Faits divers

La cour a décidé de rouvrir les débats car elle estime que les préventions doivent être précisées par rapport à la citation


BRUXELLES La cour d'appel de Bruxelles, qui devait rendre mardi son arrêt dans le dossier DHKP-C, a décidé d'une réouverture des débats. Le parquet fédéral, les parties civiles et la défense pourront exposer leurs positions le 14 octobre prochain. Six personnes, membres présumés du groupe d'extrême gauche turque DHKP-C, sont poursuivies pour association de malfaiteurs, terrorisme et organisation criminelle. Les six prévenus sont Musa Asoglu, Kaya Saz, Fehriye Erdal, Sükriye Akar Özordulu, Zerrin Sari et Bahar Kimyongür. Selon le parquet fédéral, les cinq premiers constituaient le noyau dur du groupe terroriste DHKP-C et avaient leur quartier général dans un appartement de Duinbergen. La police y avait trouvé en 1999 des armes et munitions prohibées, des scanners ainsi que des passeports et permis de conduire turcs.

Comme la Belgique n'avait pas encore de législation spéciale sur les organisations terroristes à cette époque, les faits devaient être retenus, selon le parquet fédéral, sous les qualifications d'association de malfaiteurs et organisation criminelle. Le ministère public considérait Zerrin Sari, Kaya Saz, Fehriye Erdal et Sükriye Akar comme membres de cette association de malfaiteurs et comme dirigeants de l'organisation criminelle alors que Musa Asoglu aurait dirigé aussi bien l'association de malfaiteurs que l'organisation criminelle. Bahar Kimyongür, dont le nom figurait sur des documents retrouvés dans l'appartement de la Côte, aurait été, aux yeux du parquet, uniquement membre de l'association et de l'organisation.

Cet homme aurait toutefois bien été un des dirigeants, avec Musa Asoglu, d'une organisation terroriste. Le 28 juin 2004, tous deux avaient distribué un tract en marge d'une conférence de presse lors d'un sommet de l'OTAN en Turquie. Le document apportait une explication sur un attentat manqué du DHKP-C, perpétré quelques jours plus tôt dans la capitale turque.

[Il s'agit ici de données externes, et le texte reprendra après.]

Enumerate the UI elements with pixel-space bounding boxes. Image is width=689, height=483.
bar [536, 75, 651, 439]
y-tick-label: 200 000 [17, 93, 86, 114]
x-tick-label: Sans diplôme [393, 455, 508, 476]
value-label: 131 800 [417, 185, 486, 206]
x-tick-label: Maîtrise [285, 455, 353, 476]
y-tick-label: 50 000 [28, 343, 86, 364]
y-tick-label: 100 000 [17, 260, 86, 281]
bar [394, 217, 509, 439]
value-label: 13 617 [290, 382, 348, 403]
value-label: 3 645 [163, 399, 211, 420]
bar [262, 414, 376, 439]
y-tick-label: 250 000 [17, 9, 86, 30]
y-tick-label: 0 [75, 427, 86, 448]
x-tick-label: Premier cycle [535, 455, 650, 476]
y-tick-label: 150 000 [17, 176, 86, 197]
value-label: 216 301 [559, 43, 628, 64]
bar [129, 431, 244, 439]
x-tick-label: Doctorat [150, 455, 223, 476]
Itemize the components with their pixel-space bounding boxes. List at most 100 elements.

La cour d'appel a décidé mardi de rouvrir les débats car elle estime que les préventions doivent être précisées par rapport à la citation.
Pour les préventions de terrorisme et d'association de malfaiteurs, la cour se demande si certains prévenus ne doivent pas répondre en tant que membre plutôt que de dirigeant comme le demandait le parquet fédéral.

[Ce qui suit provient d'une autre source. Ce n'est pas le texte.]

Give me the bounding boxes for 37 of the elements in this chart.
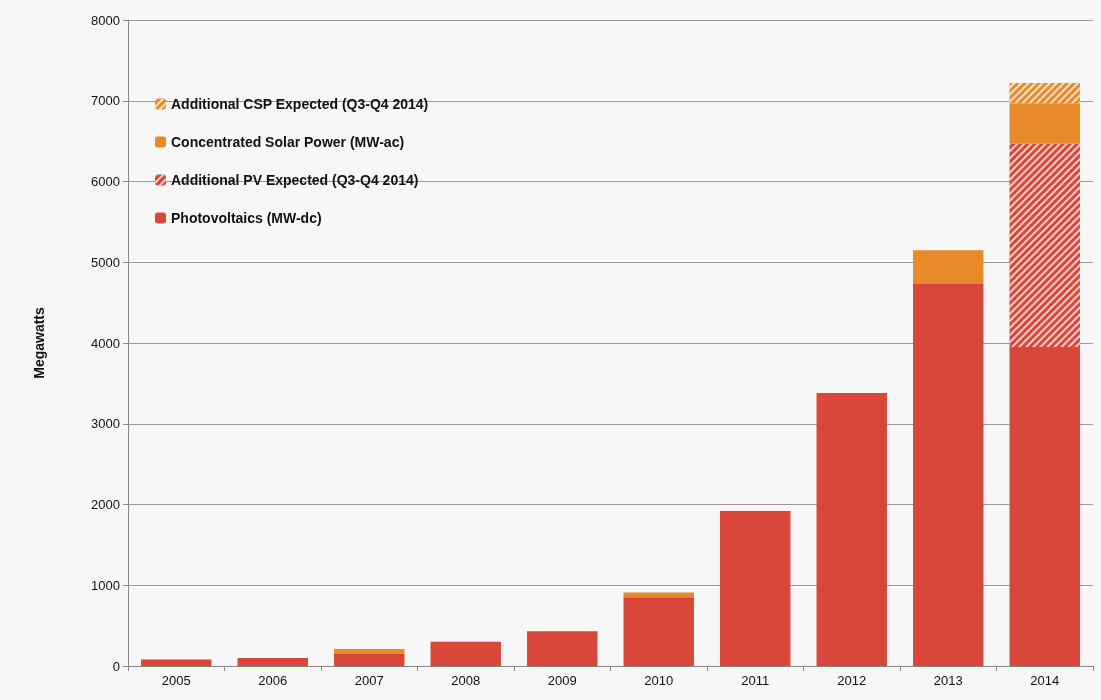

Pour l'organisation criminelle, la question est autre. La loi a été modifiée en 2005 pour étendre le concept d'organisation criminelle et le parquet fédéral cite les prévenus sur base de cette acception plus large. Or les faits datent de 1999. Pour la cour d'appel, les prévenus doivent se défendre sur base de l'ancienne loi.

La cour d'appel a ordonné une réouverture des débats. Ceux-ci se tiendront à partir du 14 octobre.